Une dizaine de Parquets, essentiellement ceux des grandes villes, comme ceux de BOBIGNY, MARSEILLE et LILLE s'efforcent dans cet esprit de mettre en oeuvre une réponse systématique à tous les actes de délinquance commis par les mineurs et spécialement par ceux qui n'ont pas d'antécédent judiciaire. Nous allons aujourd'hui étendre ces modalités de traitement à tous les parquets dans le cadre de directives de politique pénale générale.
Le but recherché est de prévenir les actes de délinquance par des réponses pénales immédiates ayant un effet de rappel à la loi à l'égard des mineurs primo-délinquants.
Les mesures d'aide et de réparation, par exemple la remise en état de locaux dégradés ou des excuses à la victime, constituent à cet égard une forme de médiation pénale particulièrement adaptée à la délinquance des mineurs.
Les solutions éducatives dont la primauté est inscrite dans l'ordonnance de 1945, sont autant que possible privilégiées par les juges des enfants, qui sont saisis de cas souvent très lourds et accomplissent en liaison avec les parents et les éducateurs un travail remarquable à l'égard des mineurs.
A l'égard des mineurs multi-réitérants des réponses nouvelles doivent être mises en oeuvre. J'ai souhaité une évaluation de l'expérience des unités à encadrement éducatif renforcé ( UEER ) qui est actuellement en cours. Ce bilan sans préjugé mené par les inspections générales de trois ministères qui portera également sur les solutions d'hébergement en foyer d'action éducative permettra d'opérer les choix définitifs.
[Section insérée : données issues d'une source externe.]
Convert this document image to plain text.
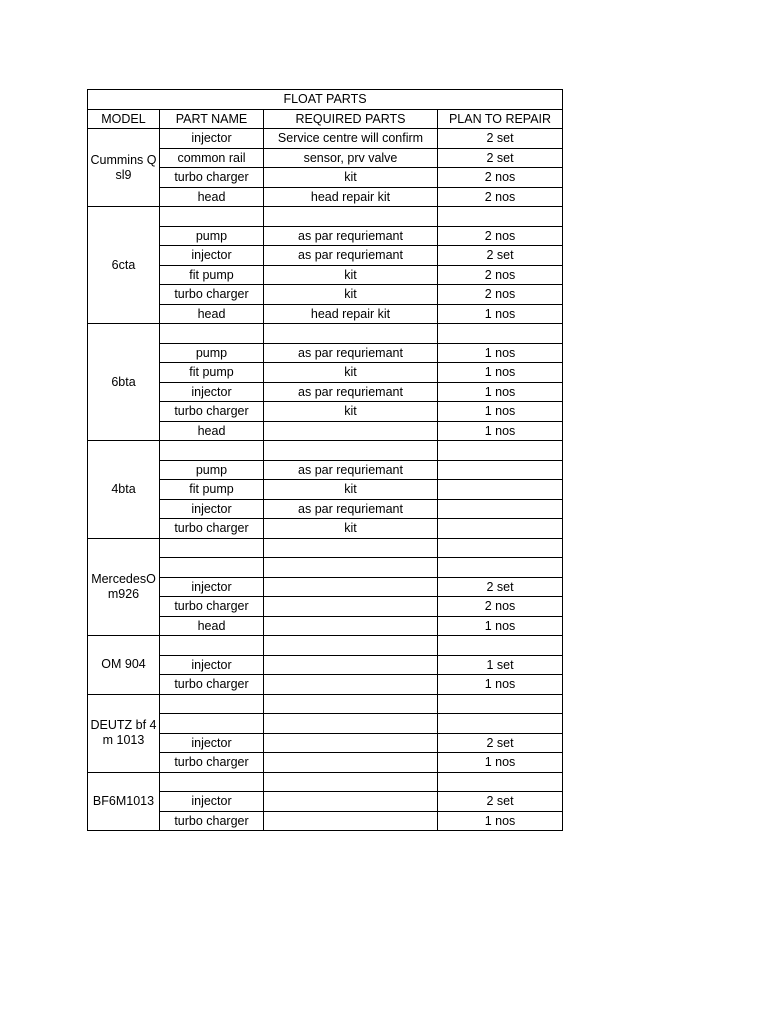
FLOAT PARTS			
MODEL	PART NAME	REQUIRED PARTS	PLAN TO REPAIR
Cummins Qsl9	injector	Service centre will confirm	2 set
	common rail	sensor, prv valve	2 set
	turbo charger	kit	2 nos
	head	head repair kit	2 nos
6cta			
	pump	as par requriemant	2 nos
	injector	as par requriemant	2 set
	fit pump	kit	2 nos
	turbo charger	kit	2 nos
	head	head repair kit	1 nos
6bta			
	pump	as par requriemant	1 nos
	fit pump	kit	1 nos
	injector	as par requriemant	1 nos
	turbo charger	kit	1 nos
	head		1 nos
4bta			
	pump	as par requriemant	
	fit pump	kit	
	injector	as par requriemant	
	turbo charger	kit	
MercedesOm926			

	injector		2 set
	turbo charger		2 nos
	head		1 nos
OM 904			
	injector		1 set
	turbo charger		1 nos
DEUTZ bf 4m 1013			

	injector		2 set
	turbo charger		1 nos
BF6M1013			
	injector		2 set
	turbo charger		1 nos
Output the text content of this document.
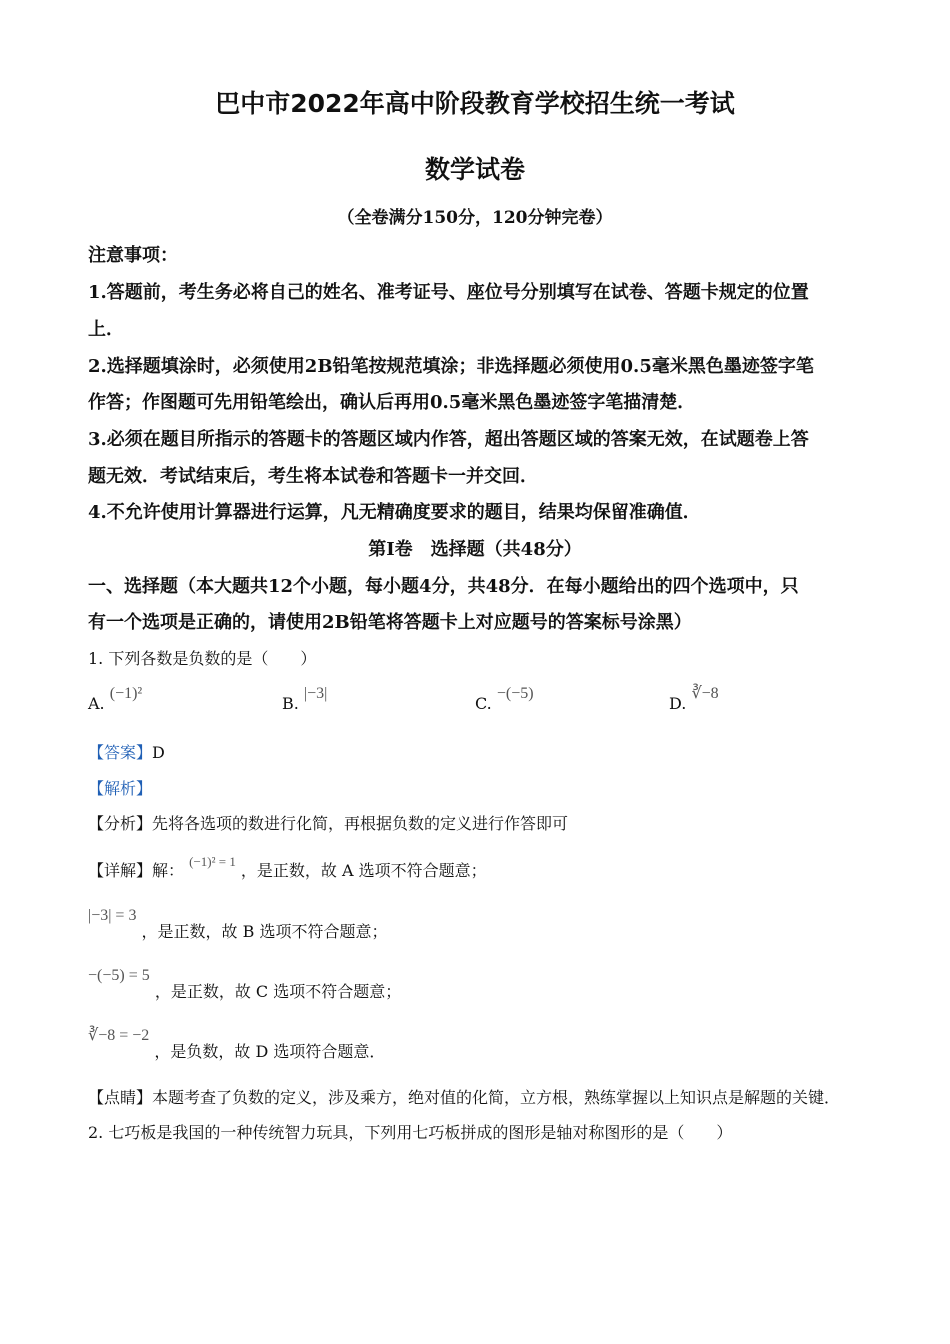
巴中市2022年高中阶段教育学校招生统一考试
数学试卷
（全卷满分150分，120分钟完卷）
注意事项：
1.答题前，考生务必将自己的姓名、准考证号、座位号分别填写在试卷、答题卡规定的位置
上．
2.选择题填涂时，必须使用2B铅笔按规范填涂；非选择题必须使用0.5毫米黑色墨迹签字笔
作答；作图题可先用铅笔绘出，确认后再用0.5毫米黑色墨迹签字笔描清楚．
3.必须在题目所指示的答题卡的答题区域内作答，超出答题区域的答案无效，在试题卷上答
题无效．考试结束后，考生将本试卷和答题卡一并交回．
4.不允许使用计算器进行运算，凡无精确度要求的题目，结果均保留准确值．
第Ⅰ卷　选择题（共48分）
一、选择题（本大题共12个小题，每小题4分，共48分．在每小题给出的四个选项中，只
有一个选项是正确的，请使用2B铅笔将答题卡上对应题号的答案标号涂黑）
1. 下列各数是负数的是（　　）
A. (−1)²
B. |−3|
C. −(−5)
D. ∛−8
【答案】D
【解析】
【分析】先将各选项的数进行化简，再根据负数的定义进行作答即可
【详解】解： (−1)² = 1 ，是正数，故 A 选项不符合题意；
|−3| = 3 ，是正数，故 B 选项不符合题意；
−(−5) = 5 ，是正数，故 C 选项不符合题意；
∛−8 = −2 ，是负数，故 D 选项符合题意．
【点睛】本题考查了负数的定义，涉及乘方，绝对值的化简，立方根，熟练掌握以上知识点是解题的关键．
2. 七巧板是我国的一种传统智力玩具，下列用七巧板拼成的图形是轴对称图形的是（　　）
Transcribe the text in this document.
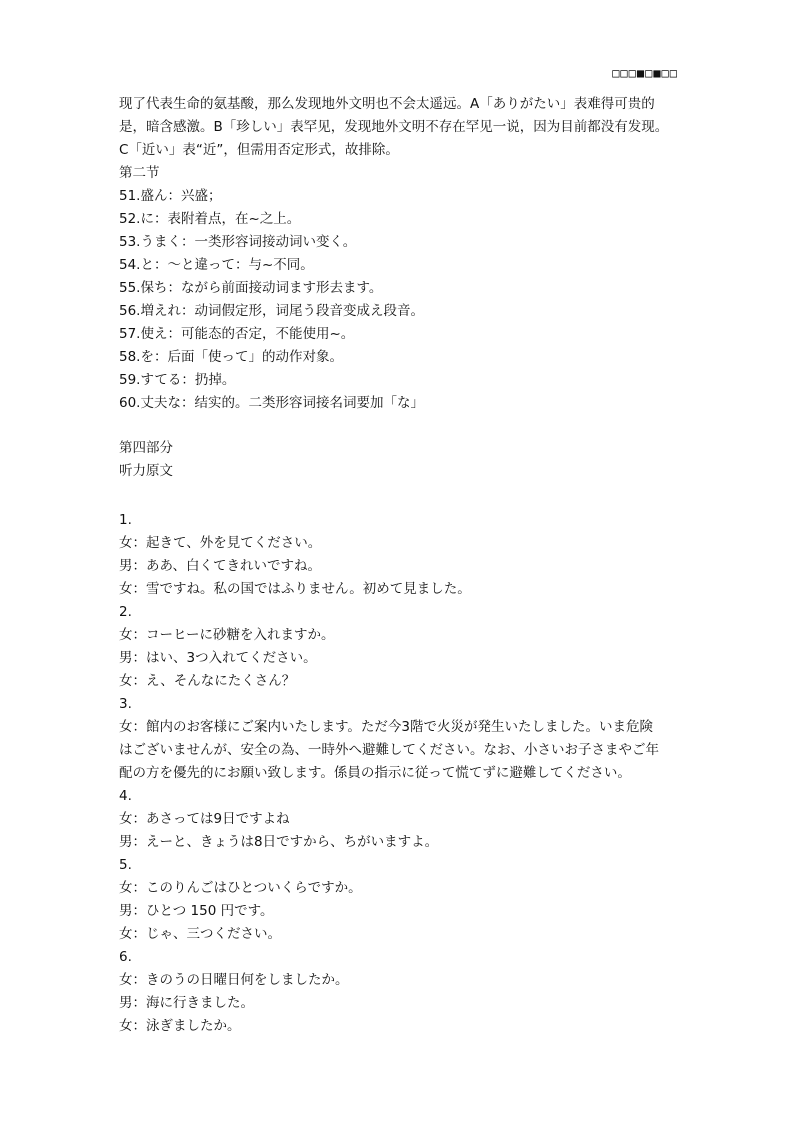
□□□■□■□□
现了代表生命的氨基酸，那么发现地外文明也不会太遥远。A「ありがたい」表难得可贵的
是，暗含感激。B「珍しい」表罕见，发现地外文明不存在罕见一说，因为目前都没有发现。
C「近い」表“近”，但需用否定形式，故排除。
第二节
51.盛ん：兴盛；
52.に：表附着点，在~之上。
53.うまく：一类形容词接动词い变く。
54.と：～と違って：与~不同。
55.保ち：ながら前面接动词ます形去ます。
56.増えれ：动词假定形，词尾う段音变成え段音。
57.使え：可能态的否定，不能使用~。
58.を：后面「使って」的动作对象。
59.すてる：扔掉。
60.丈夫な：结实的。二类形容词接名词要加「な」
第四部分
听力原文
1.
女：起きて、外を見てください。
男：ああ、白くてきれいですね。
女：雪ですね。私の国ではふりません。初めて見ました。
2.
女：コーヒーに砂糖を入れますか。
男：はい、3つ入れてください。
女：え、そんなにたくさん？
3.
女：館内のお客様にご案内いたします。ただ今3階で火災が発生いたしました。いま危険
はございませんが、安全の為、一時外へ避難してください。なお、小さいお子さまやご年
配の方を優先的にお願い致します。係員の指示に従って慌てずに避難してください。
4.
女：あさっては9日ですよね
男：えーと、きょうは8日ですから、ちがいますよ。
5.
女：このりんごはひとついくらですか。
男：ひとつ 150 円です。
女：じゃ、三つください。
6.
女：きのうの日曜日何をしましたか。
男：海に行きました。
女：泳ぎましたか。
J'entends que le rôle charnière des services éducatifs auprès des tribunaux ( S.E.A.T. ), dépendants de la protection judiciaire de la jeunesse soit valorisé, compte tenu de la qualité des prestations qu'ils offrent aux juridictions pour éclairer les réquisitions et les décisions des magistrats.
4- L'aide aux victimes:
Je veux promouvoir une politique pénale tournée vers les victimes, ces dernières doivent être accueillies, soutenues et indemnisées, c'est pour cette raison que j'ai proposé la création d'un véritable statut des victimes dans le projet de loi sur la délinquance sexuelle qui a été adopté en première lecture par l'assemblée nationale, et qui est en cours de discussion devant le sénat.
L'action des associations d'aide aux victimes sera encouragée non seulement par un soutien financier effectif du ministère de la justice, mais aussi par l'apport des emplois jeunes résultant de la loi récemment adoptée.
III - PARTICIPER PLEINEMENT À LA POLITIOUE DE LA VILLE
La justice est désormais totalement partie prenante de la politique de la Ville.
C'est à partir du rapport de Gilbert BONNEMAISON, de la création des conseils de prévention de la délinquance au début des années 1980, que la justice a commencé à s'ouvrir à ses partenaires extérieurs, à travailler en amont.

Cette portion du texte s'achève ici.